The fault clearly didn’t lie with Chinese audiences being impervious to nostalgia. In a surprise upset, a 4K version of Giuseppe Tornatore’s 1998 film “The Legend of 1900” beat “Charile’s Angels” with a $9.2 million “debut” weekend. Although it came out decades ago, Tornatore’s first English-language film had never formally made it into Chinese theaters. It is now the first work by the Italian helmer to hit the country, where audiences have long loved his “Cinema Paradiso.”

Releasing old classics that never had a wide Chinese theatrical release is a trick that’s yielded box office success a couple of times already in the past year, notably for Hayao Miyazaki’s 2001 film “Spirited Away,” which grossed $69 million in June,” and “My Neighbor Totoro,” which earned $25 million last December, 25 years after its debut.

However, most viewers this weekend put their money on something new. The Chinese romantic drama “Somewhere Winter” proved the top earner with a modest $13 million debut. The movie was written by novelist and screenwriter Rao Xueman based on one of her popular young adult novels, which itself keyed off a 1980s song by Taiwanese singer Chyi Chin. A story of love across two generations and between three cities, it was filmed in Beijing, Taipei and Los Angeles.

It was helmed by Taiwan’s Wang Weiming, whose last film, 2014’s “Sex Appeal,” grossed just $2.4 million (RMB16.6 million) in China, and stars Taiwanese actor Wallace Huo Chien-hwa and Sandra Ma Sichun.
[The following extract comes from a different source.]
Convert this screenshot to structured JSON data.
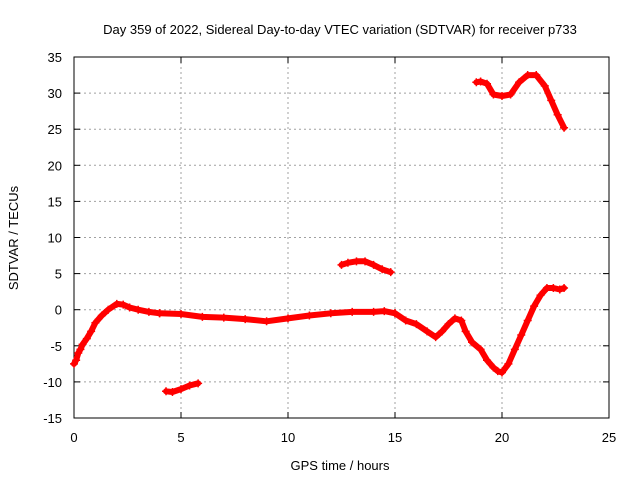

The two are extremely popular as an on-screen couple from their chemistry in the 2015 Chinese TV series “Love Me If You Dare.” Two posters, both closeups of the couple’s faces as they gaze longingly at each other, capture the vibe of their reunion in the new film: in one they’re all smiles; in the other they choke back dramatic tears.

The movie hits just before Taiwan and mainland China are set to face off over rival film award ceremonies, with Taipei’s Golden Horse Awards and Xiamen’s Golden Rooster Awards both scheduled to take place Saturday.

The shadow of the Golden Horse Awards looms rather large at the mainland box office this weekend, as it helped shoot both Ma and then-co-star Zhou Dongyu to stardom by acknowledging their breakout roles in the 2016 Derek Tsang-directed film “Soul Mate” with a shared best actress award that year.

Tsang’s latest film, “Better Days,” the youth drama about schoolyard bullying, marks his second collaboration with Zhou. It remained fourth at the box office this weekend after nearly a month in theaters with ticket sales of $7.3 million, bringing bringing its cumulative box office up to $212 million – more than what “Fast & Furious Presents: Hobbs & Shaw” earned in China, and more than four times what “Terminator: Dark Fate” took in. (Ranking ninth at the box office as of Monday afternoon, the Arnold Schwarzenegger-starring flick has grossed $49 million in China since the beginning of the month.)

In fifth was Roland Emmerich’s World War II blockbuster “Midway.” Nearly half-financed by Chinese money and one of the most expensive independent films ever made with a budget of $98 million, it grossed just $6.9 million in China this weekend for a cumulative gross of $30.4 million – a bit less than its U.S. earnings of $35 million so far.